There's no business value (not for the end-user, or for any of the roles internal to the company) in a partial system. A trained cluster-space is only possible with the crawler and feature extractor and only relevant if we also develop an accompanying classifier.
Any story has a role, an action and a goal. So, one suggestion is to think about writing a story which names a role doing something to achieve a goal. You can run into troubles here, getting caught up in "business value."
Start by defining overall how you'll know when you complete your task successfully. Then, "achieves business value" is making some progress toward the goal. This is what I mean by how to translate from agile approach towards the big data/machine learning project.
In many organizations, leaders have just decided that their company must be an agile and intelligent organization (which means decisions are made based on big data and advanced analytics).

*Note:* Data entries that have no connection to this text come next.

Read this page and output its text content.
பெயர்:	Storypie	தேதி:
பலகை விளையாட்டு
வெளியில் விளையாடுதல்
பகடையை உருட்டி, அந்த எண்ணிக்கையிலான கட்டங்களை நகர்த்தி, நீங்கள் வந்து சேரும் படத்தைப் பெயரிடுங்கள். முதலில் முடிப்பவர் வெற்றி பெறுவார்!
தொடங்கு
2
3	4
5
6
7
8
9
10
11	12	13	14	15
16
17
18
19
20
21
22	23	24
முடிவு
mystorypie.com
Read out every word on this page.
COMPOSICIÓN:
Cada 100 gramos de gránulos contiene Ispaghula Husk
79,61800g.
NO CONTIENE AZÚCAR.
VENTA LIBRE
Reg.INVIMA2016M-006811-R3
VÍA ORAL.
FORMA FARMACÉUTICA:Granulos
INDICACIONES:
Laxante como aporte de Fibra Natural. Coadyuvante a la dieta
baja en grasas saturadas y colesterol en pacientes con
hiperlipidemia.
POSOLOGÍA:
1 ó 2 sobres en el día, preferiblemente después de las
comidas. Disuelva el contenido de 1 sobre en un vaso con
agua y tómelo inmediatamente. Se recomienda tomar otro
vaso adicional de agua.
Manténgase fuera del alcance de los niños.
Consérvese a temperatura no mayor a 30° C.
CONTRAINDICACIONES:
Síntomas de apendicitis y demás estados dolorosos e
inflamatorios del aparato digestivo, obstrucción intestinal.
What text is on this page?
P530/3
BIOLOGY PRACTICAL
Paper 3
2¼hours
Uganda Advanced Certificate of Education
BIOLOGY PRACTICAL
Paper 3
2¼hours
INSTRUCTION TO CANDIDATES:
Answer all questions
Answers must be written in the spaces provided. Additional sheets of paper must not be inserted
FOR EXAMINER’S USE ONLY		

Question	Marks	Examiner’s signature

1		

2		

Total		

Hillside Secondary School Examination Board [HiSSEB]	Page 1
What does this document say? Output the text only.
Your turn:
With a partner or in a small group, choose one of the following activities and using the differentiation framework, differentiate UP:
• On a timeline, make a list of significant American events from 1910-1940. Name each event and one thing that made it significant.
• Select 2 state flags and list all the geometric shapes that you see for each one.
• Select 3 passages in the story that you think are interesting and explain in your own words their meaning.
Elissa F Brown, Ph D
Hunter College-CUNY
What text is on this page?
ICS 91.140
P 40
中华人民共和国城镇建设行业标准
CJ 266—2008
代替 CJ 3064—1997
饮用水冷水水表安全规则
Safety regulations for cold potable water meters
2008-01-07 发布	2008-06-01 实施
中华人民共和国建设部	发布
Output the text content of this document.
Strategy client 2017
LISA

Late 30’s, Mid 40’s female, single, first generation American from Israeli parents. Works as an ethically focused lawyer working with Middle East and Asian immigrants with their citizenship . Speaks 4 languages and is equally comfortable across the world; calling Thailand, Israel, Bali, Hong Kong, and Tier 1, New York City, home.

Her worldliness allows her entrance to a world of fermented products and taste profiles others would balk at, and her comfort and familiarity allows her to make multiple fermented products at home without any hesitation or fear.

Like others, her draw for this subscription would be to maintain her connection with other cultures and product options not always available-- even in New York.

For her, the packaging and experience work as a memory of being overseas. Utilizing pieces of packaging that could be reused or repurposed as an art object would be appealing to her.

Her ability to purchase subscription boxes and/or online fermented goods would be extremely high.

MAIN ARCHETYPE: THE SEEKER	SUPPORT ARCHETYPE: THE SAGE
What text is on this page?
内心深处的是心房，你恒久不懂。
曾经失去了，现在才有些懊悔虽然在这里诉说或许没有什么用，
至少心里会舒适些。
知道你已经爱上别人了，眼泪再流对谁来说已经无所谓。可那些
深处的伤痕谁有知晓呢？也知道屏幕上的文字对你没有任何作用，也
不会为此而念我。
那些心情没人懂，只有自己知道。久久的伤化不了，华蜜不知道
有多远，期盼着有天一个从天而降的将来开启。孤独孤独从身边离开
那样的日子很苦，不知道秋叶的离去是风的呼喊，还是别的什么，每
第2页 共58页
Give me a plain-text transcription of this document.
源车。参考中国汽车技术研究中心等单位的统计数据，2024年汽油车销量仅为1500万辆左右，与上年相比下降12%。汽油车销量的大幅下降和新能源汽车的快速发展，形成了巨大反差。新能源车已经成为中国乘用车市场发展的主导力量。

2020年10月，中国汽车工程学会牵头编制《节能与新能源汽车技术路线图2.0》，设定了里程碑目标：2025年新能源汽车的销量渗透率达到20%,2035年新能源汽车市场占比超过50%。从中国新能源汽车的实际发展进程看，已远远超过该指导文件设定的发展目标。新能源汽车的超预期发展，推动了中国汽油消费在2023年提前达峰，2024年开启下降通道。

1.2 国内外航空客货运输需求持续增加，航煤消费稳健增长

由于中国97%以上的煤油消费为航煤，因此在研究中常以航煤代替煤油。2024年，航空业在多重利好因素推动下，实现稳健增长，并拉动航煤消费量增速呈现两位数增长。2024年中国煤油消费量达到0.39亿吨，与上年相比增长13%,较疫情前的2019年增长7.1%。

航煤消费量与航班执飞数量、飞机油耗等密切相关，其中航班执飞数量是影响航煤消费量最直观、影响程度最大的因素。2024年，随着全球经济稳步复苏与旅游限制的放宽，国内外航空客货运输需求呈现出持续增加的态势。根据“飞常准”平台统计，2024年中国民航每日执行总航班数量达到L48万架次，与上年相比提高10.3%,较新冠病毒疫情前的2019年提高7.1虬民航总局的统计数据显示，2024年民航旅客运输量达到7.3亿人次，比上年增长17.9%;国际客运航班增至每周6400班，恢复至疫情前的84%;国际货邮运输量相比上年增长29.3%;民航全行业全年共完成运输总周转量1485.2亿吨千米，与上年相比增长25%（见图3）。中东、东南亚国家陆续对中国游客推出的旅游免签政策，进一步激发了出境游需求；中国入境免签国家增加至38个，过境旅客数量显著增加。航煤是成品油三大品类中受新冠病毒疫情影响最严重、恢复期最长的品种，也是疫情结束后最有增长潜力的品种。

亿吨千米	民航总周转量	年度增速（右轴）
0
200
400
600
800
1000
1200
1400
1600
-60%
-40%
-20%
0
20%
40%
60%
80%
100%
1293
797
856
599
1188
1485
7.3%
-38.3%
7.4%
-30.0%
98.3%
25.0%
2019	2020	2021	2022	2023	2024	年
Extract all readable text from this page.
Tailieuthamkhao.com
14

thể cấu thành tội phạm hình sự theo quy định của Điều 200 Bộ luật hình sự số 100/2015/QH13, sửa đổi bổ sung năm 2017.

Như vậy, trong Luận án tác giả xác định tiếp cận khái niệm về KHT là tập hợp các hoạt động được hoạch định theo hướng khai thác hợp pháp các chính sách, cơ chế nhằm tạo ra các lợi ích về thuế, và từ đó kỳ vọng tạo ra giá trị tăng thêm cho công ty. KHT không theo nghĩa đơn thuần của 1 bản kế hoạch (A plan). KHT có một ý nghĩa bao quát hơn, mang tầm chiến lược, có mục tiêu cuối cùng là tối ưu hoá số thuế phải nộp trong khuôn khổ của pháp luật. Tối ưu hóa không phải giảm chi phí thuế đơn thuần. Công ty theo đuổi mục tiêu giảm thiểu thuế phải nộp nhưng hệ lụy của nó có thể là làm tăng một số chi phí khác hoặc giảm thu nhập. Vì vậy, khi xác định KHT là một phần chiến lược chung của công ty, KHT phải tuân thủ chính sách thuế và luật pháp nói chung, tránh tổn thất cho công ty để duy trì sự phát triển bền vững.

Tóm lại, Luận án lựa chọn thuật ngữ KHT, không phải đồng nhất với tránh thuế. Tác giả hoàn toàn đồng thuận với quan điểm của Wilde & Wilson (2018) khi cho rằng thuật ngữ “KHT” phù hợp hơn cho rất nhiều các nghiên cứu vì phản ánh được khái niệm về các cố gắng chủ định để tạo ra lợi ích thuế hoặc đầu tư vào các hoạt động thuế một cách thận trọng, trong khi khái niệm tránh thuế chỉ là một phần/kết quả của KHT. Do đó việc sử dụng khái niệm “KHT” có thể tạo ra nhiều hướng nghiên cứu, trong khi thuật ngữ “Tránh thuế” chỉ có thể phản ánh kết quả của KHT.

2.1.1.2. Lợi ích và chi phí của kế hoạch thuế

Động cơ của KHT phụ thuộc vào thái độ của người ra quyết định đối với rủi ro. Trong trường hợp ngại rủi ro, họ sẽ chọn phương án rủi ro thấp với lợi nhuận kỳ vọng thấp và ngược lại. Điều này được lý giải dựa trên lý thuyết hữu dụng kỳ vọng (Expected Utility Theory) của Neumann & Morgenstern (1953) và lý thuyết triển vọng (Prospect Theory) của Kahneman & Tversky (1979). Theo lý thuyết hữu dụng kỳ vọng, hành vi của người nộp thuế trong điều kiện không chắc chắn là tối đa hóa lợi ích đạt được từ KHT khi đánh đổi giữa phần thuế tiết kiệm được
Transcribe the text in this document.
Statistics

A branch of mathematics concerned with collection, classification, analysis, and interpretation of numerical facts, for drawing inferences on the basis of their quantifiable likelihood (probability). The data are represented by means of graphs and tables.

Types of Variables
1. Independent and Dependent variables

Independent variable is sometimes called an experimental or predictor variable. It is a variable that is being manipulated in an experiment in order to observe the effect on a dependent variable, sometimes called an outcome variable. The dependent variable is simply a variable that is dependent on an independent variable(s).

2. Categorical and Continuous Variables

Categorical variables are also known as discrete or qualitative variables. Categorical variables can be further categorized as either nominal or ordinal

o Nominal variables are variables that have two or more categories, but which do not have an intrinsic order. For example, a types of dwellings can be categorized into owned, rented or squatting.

According to C.K Prahalad, each company has a known business model supported by business process that reinforces this model – which is one main reason that the intellectual understanding of the need for change and a desire for change are not enough. The company needs the administrative capacity to execute that change. In most companies, there is a gap between the capacity to think and the capacity to act.
Nevertheless, a more practical and agile approach to adopting machine learning is quietly taking hold of this to the next years. Following the Agile Manifesto Principles, teams of doers not afraid to get their hands dirty with unruly yet promising corporate data will completely bypass the “big data noise” and carefully pick low-hanging predictive problems that they can solve with well proven algorithms in the cloud with smaller sampled datasets that have a favorable signal to noise ratio.
As the team builds confidence in its abilities, the desire to deploy what it has built in product as well as to add more use cases will mount. No longer bound by data access issues and complex, hard-to-deploy tools, these practitioners not only start improving their core operations but also start thinking about predictive use cases with a higher risk-reward profiles that can serve as the enablers of brand new revenue streams.
The following comparison shows how some paradigms will change at the core of the traditional organizations mindset.
Agile analytics teams evolve toward the best system design by continuously seeking and adapting to feedback from the business community. Agile analytics balances the right amount of structure and formality against a sufficient amount of flexibility, with a constant focus on building the right solution.
The key to agility lies more in the core values and guiding principles than in a set of specific techniques and practices – although effective techniques and practices are important.